Premiere October 2019


In 2019 I reapplied to the NIFTS in Bangor to be admitted to film school to do a HNC. This time the interview went well as I was able to show my tutors a short excerpt from the film and discuss how I had developed the project. I am glad to report my application was successful and that two years later I emerged with a HND and a distinction. More importantly, we premiered the film in the Ardhowen theatre, Enniskillen, in October 2019 before a full-house that included a number of the survivors from the Enniskillen bombing. The screening was part of that year's Fermanagh Live Arts Festival and there was significant advance publicity given the subject of the film and its timing. We sold out the theatre and had arranged for David and I to do a Q&A afterwards for the audience.

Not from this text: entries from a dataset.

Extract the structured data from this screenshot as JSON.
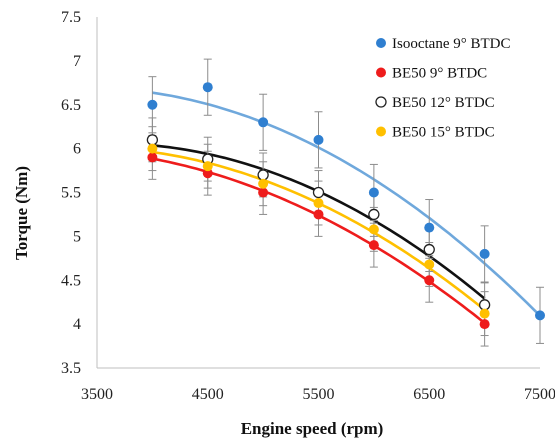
{
  "chart_data": {
    "type": "scatter",
    "xlabel": "Engine speed (rpm)",
    "ylabel": "Torque (Nm)",
    "xlim": [
      3500,
      7500
    ],
    "ylim": [
      3.5,
      7.5
    ],
    "xticks": [
      "3500",
      "4500",
      "5500",
      "6500",
      "7500"
    ],
    "yticks": [
      "3.5",
      "4",
      "4.5",
      "5",
      "5.5",
      "6",
      "6.5",
      "7",
      "7.5"
    ],
    "grid": false,
    "legend": "top-right",
    "trendlines": "quadratic",
    "series": [
      {
        "name": "Isooctane 9° BTDC",
        "color": "#2f7fd0",
        "line_color": "#6fa8dc",
        "marker": "filled",
        "x": [
          4000,
          4500,
          5000,
          5500,
          6000,
          6500,
          7000,
          7500
        ],
        "y": [
          6.5,
          6.7,
          6.3,
          6.1,
          5.5,
          5.1,
          4.8,
          4.1
        ],
        "err": [
          0.32,
          0.32,
          0.32,
          0.32,
          0.32,
          0.32,
          0.32,
          0.32
        ]
      },
      {
        "name": "BE50 9° BTDC",
        "color": "#ee1c1c",
        "line_color": "#ee1c1c",
        "marker": "filled",
        "x": [
          4000,
          4500,
          5000,
          5500,
          6000,
          6500,
          7000
        ],
        "y": [
          5.9,
          5.72,
          5.5,
          5.25,
          4.9,
          4.5,
          4.0
        ],
        "err": [
          0.25,
          0.25,
          0.25,
          0.25,
          0.25,
          0.25,
          0.25
        ]
      },
      {
        "name": "BE50 12° BTDC",
        "color": "#222222",
        "line_color": "#111111",
        "marker": "hollow",
        "x": [
          4000,
          4500,
          5000,
          5500,
          6000,
          6500,
          7000
        ],
        "y": [
          6.1,
          5.88,
          5.7,
          5.5,
          5.25,
          4.85,
          4.22
        ],
        "err": [
          0.25,
          0.25,
          0.25,
          0.25,
          0.25,
          0.25,
          0.25
        ]
      },
      {
        "name": "BE50 15° BTDC",
        "color": "#ffc000",
        "line_color": "#ffc000",
        "marker": "filled",
        "x": [
          4000,
          4500,
          5000,
          5500,
          6000,
          6500,
          7000
        ],
        "y": [
          6.0,
          5.8,
          5.6,
          5.38,
          5.08,
          4.68,
          4.12
        ],
        "err": [
          0.25,
          0.25,
          0.25,
          0.25,
          0.25,
          0.25,
          0.25
        ]
      }
    ]
  }
}
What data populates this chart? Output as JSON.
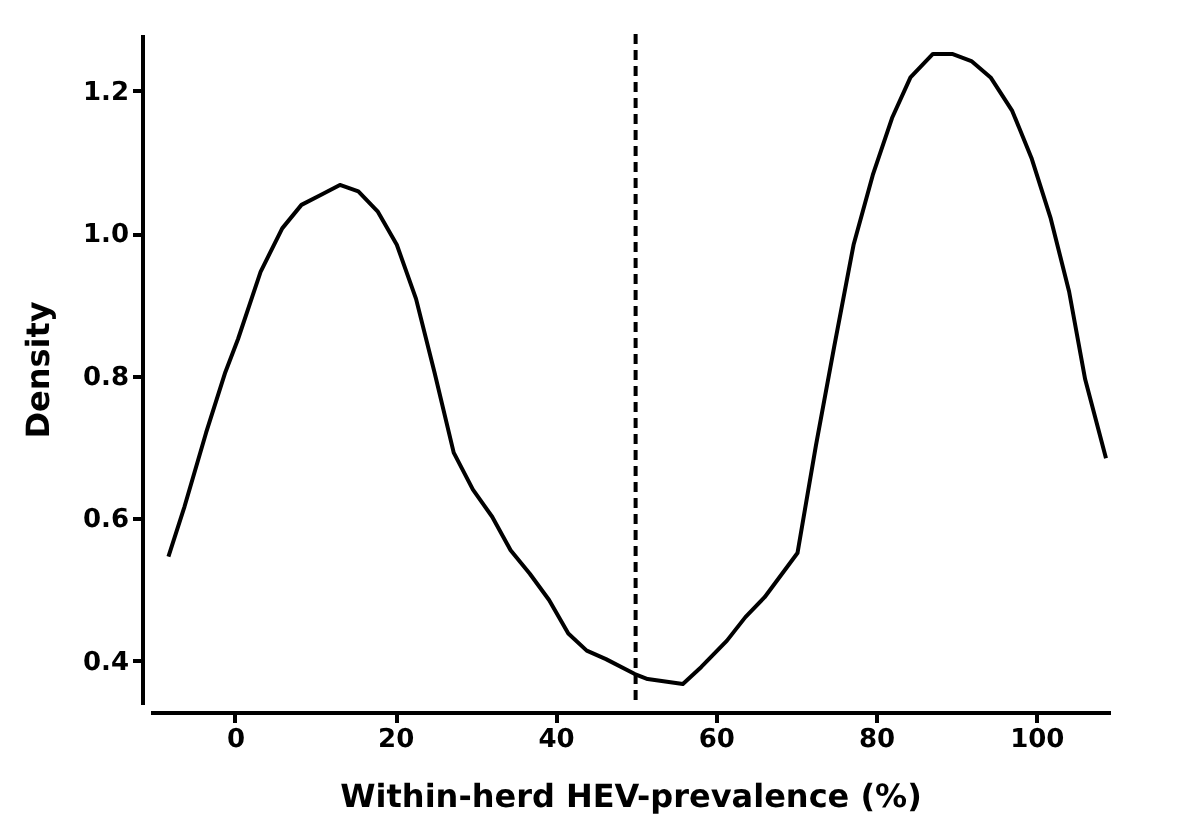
{
  "chart_data": {
    "type": "line",
    "xlabel": "Within-herd HEV-prevalence (%)",
    "ylabel": "Density",
    "x": [
      -8.3,
      -6.3,
      -3.6,
      -1.2,
      0.4,
      3.2,
      5.9,
      8.3,
      10.7,
      13.1,
      15.4,
      17.8,
      20.2,
      22.6,
      24.9,
      27.3,
      29.7,
      32.1,
      34.4,
      36.8,
      39.2,
      41.6,
      43.9,
      46.3,
      49.9,
      51.5,
      55.9,
      58.2,
      61.4,
      63.7,
      66.1,
      70.2,
      72.5,
      74.8,
      77.2,
      79.6,
      82.0,
      84.3,
      87.1,
      89.5,
      91.9,
      94.3,
      97.0,
      99.4,
      101.8,
      104.1,
      106.1,
      108.7
    ],
    "series": [
      {
        "color": "#000000",
        "values": [
          0.546,
          0.616,
          0.72,
          0.805,
          0.852,
          0.946,
          1.007,
          1.04,
          1.054,
          1.068,
          1.059,
          1.031,
          0.984,
          0.908,
          0.805,
          0.692,
          0.64,
          0.602,
          0.555,
          0.522,
          0.485,
          0.438,
          0.414,
          0.402,
          0.381,
          0.374,
          0.367,
          0.391,
          0.428,
          0.461,
          0.489,
          0.551,
          0.702,
          0.842,
          0.984,
          1.082,
          1.162,
          1.219,
          1.252,
          1.252,
          1.242,
          1.219,
          1.172,
          1.106,
          1.021,
          0.918,
          0.795,
          0.684
        ]
      }
    ],
    "xlim": [
      -10.6,
      109.2
    ],
    "xticks": [
      0,
      20,
      40,
      60,
      80,
      100
    ],
    "ylim": [
      0.339,
      1.28
    ],
    "yticks": [
      {
        "value": 0.4,
        "label": "0.4"
      },
      {
        "value": 0.6,
        "label": "0.6"
      },
      {
        "value": 0.8,
        "label": "0.8"
      },
      {
        "value": 1.0,
        "label": "1.0"
      },
      {
        "value": 1.2,
        "label": "1.2"
      }
    ],
    "ref_lines": [
      {
        "axis": "x",
        "value": 50,
        "color": "#000000",
        "line_style": "dashed"
      }
    ],
    "grid": false,
    "marker": "none",
    "line_style": "solid"
  }
}
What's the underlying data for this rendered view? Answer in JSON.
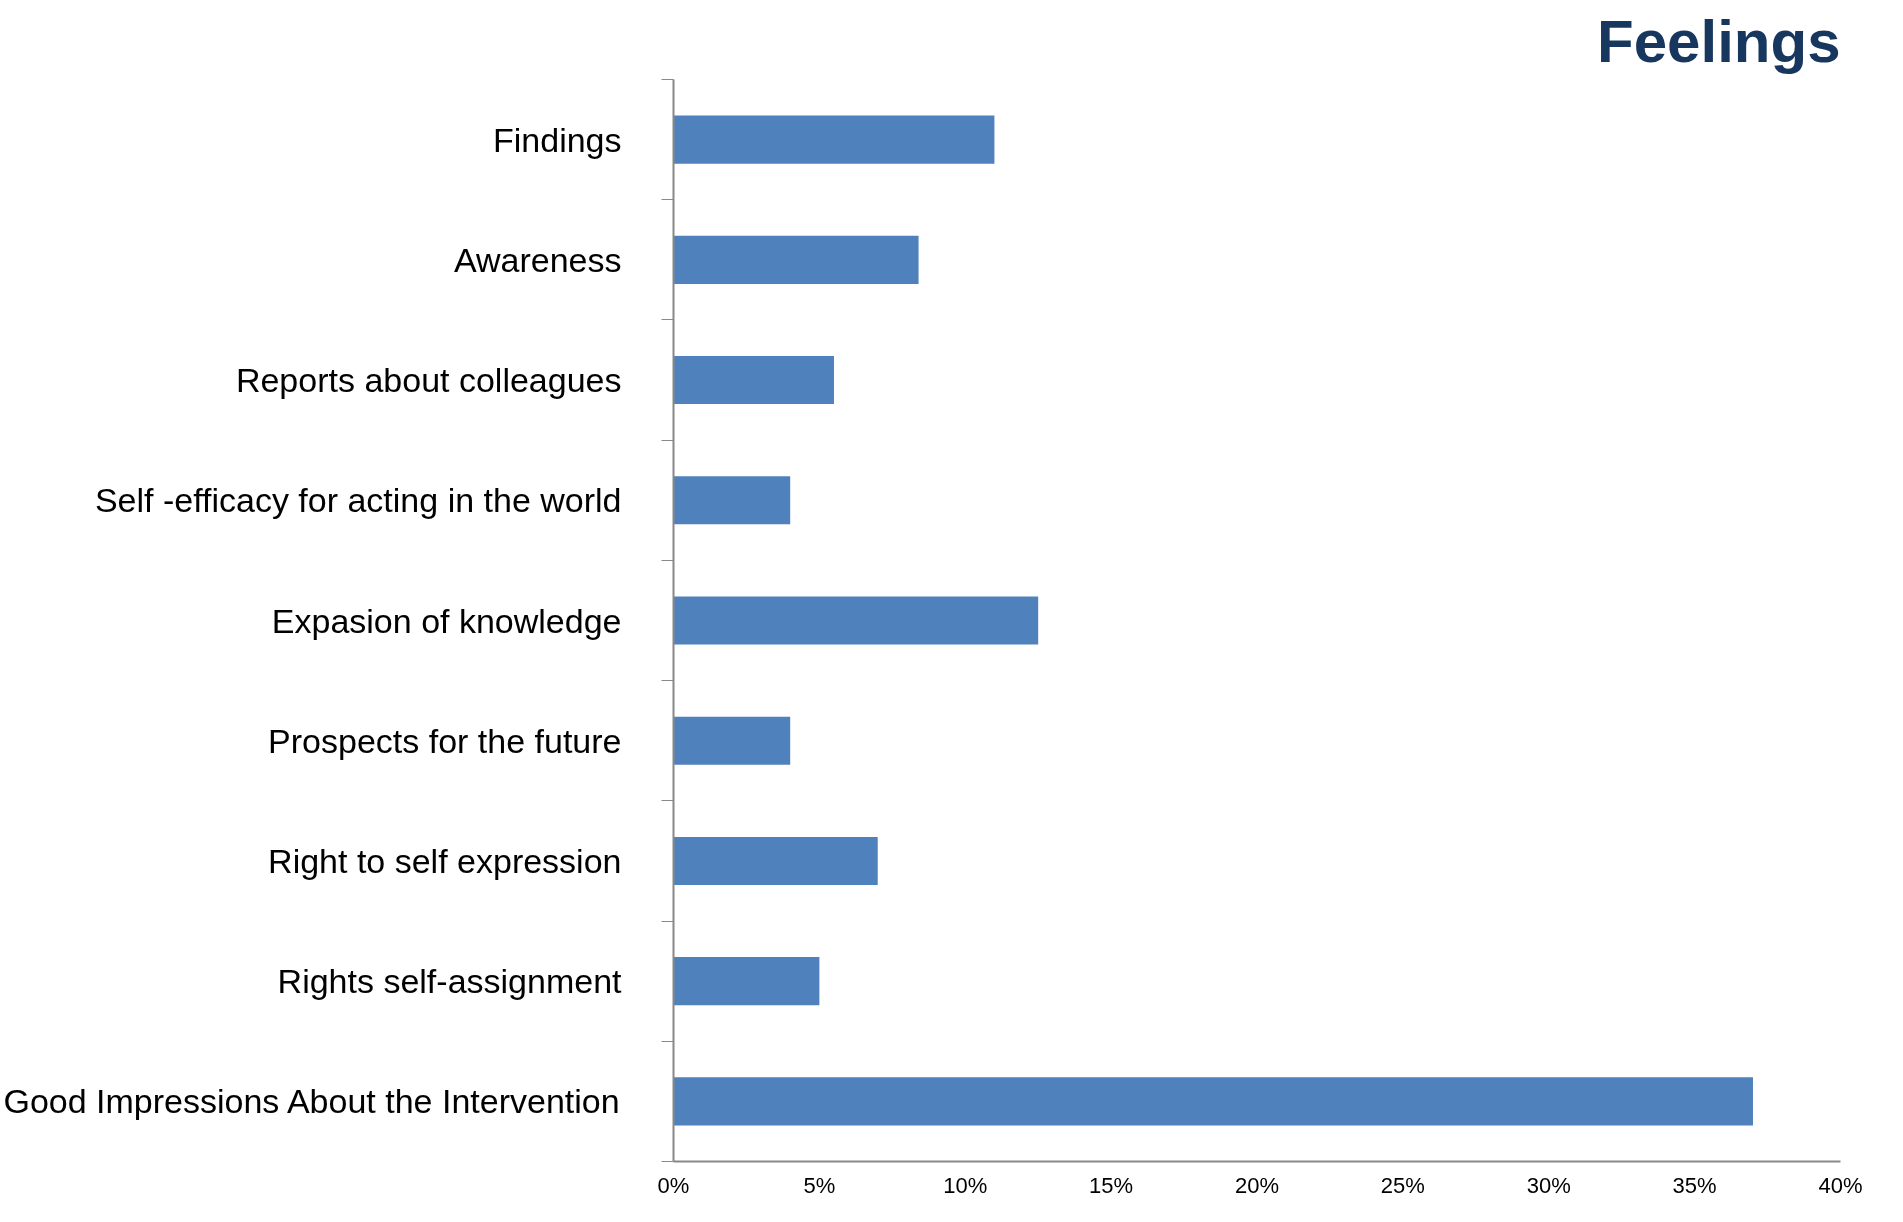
{
  "chart_data": {
    "type": "bar",
    "orientation": "horizontal",
    "title": "Feelings",
    "categories": [
      "Findings",
      "Awareness",
      "Reports about colleagues",
      "Self -efficacy for acting in the world",
      "Expasion of knowledge",
      "Prospects for the future",
      "Right to self expression",
      "Rights self-assignment",
      "Good Impressions About the Intervention"
    ],
    "values": [
      11,
      8.4,
      5.5,
      4,
      12.5,
      4,
      7,
      5,
      37
    ],
    "color": "#4f81bd",
    "xlim": [
      0,
      40
    ],
    "xticks": [
      {
        "value": 0,
        "label": "0%"
      },
      {
        "value": 5,
        "label": "5%"
      },
      {
        "value": 10,
        "label": "10%"
      },
      {
        "value": 15,
        "label": "15%"
      },
      {
        "value": 20,
        "label": "20%"
      },
      {
        "value": 25,
        "label": "25%"
      },
      {
        "value": 30,
        "label": "30%"
      },
      {
        "value": 35,
        "label": "35%"
      },
      {
        "value": 40,
        "label": "40%"
      }
    ],
    "grid": false
  }
}
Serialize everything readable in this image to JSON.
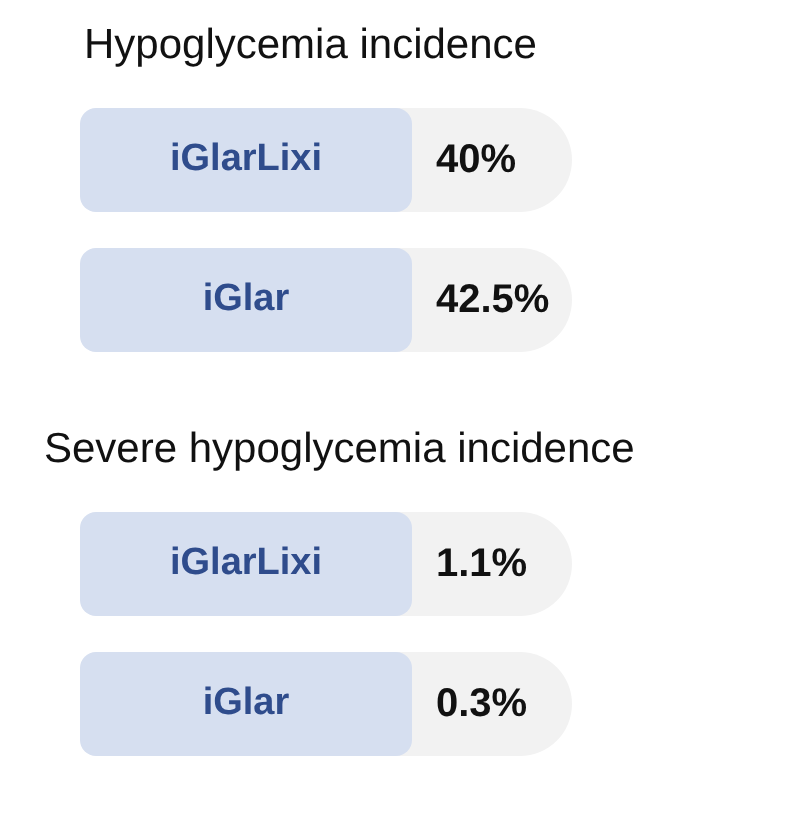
{
  "chart_data": [
    {
      "type": "other",
      "title": "Hypoglycemia incidence",
      "categories": [
        "iGlarLixi",
        "iGlar"
      ],
      "values": [
        40,
        42.5
      ],
      "value_labels": [
        "40%",
        "42.5%"
      ]
    },
    {
      "type": "other",
      "title": "Severe hypoglycemia incidence",
      "categories": [
        "iGlarLixi",
        "iGlar"
      ],
      "values": [
        1.1,
        0.3
      ],
      "value_labels": [
        "1.1%",
        "0.3%"
      ]
    }
  ]
}
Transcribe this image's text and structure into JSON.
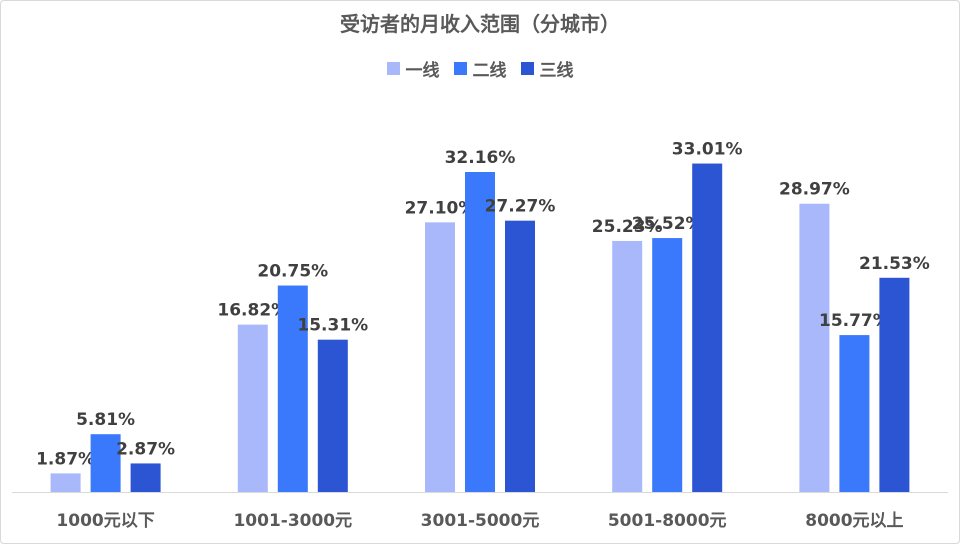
{
  "chart_data": {
    "type": "bar",
    "title": "受访者的月收入范围（分城市）",
    "categories": [
      "1000元以下",
      "1001-3000元",
      "3001-5000元",
      "5001-8000元",
      "8000元以上"
    ],
    "series": [
      {
        "name": "一线",
        "color": "#a9b8fb",
        "values": [
          1.87,
          16.82,
          27.1,
          25.23,
          28.97
        ],
        "labels": [
          "1.87%",
          "16.82%",
          "27.10%",
          "25.23%",
          "28.97%"
        ]
      },
      {
        "name": "二线",
        "color": "#3a79fb",
        "values": [
          5.81,
          20.75,
          32.16,
          25.52,
          15.77
        ],
        "labels": [
          "5.81%",
          "20.75%",
          "32.16%",
          "25.52%",
          "15.77%"
        ]
      },
      {
        "name": "三线",
        "color": "#2b55d3",
        "values": [
          2.87,
          15.31,
          27.27,
          33.01,
          21.53
        ],
        "labels": [
          "2.87%",
          "15.31%",
          "27.27%",
          "33.01%",
          "21.53%"
        ]
      }
    ],
    "ylim": [
      0,
      36
    ],
    "grid": false,
    "legend_position": "top",
    "data_labels": true
  }
}
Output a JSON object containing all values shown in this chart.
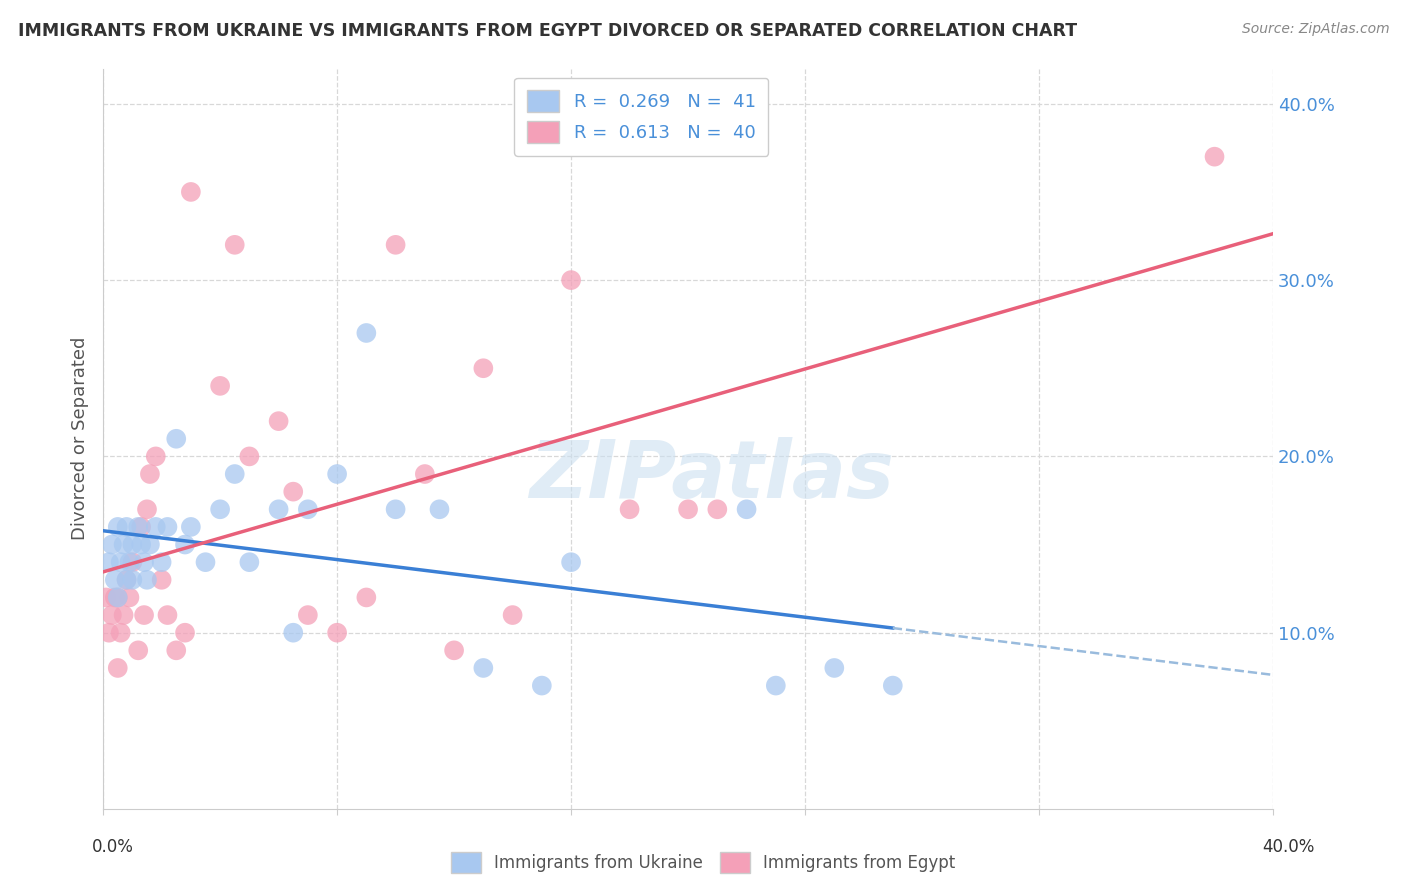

Watching the film from the body of the audience I was terrified as to how it would be received. When the lights went up we received a standing ovation. As I was called from my seat to go down to the front for the Q&A I broke down and wept. When I looked down and tried to compose myself a lady seated beside me grabbed me by the elbow and pulled me down to whisper in my ear: "It will be alright Fergus." When I looked into her face I saw that it was Joan Wilson, who had lost her daughter Marie, a nurse, in the Enniskillen bombing. A gracious lady who I was lucky to meet, and it has been alright since.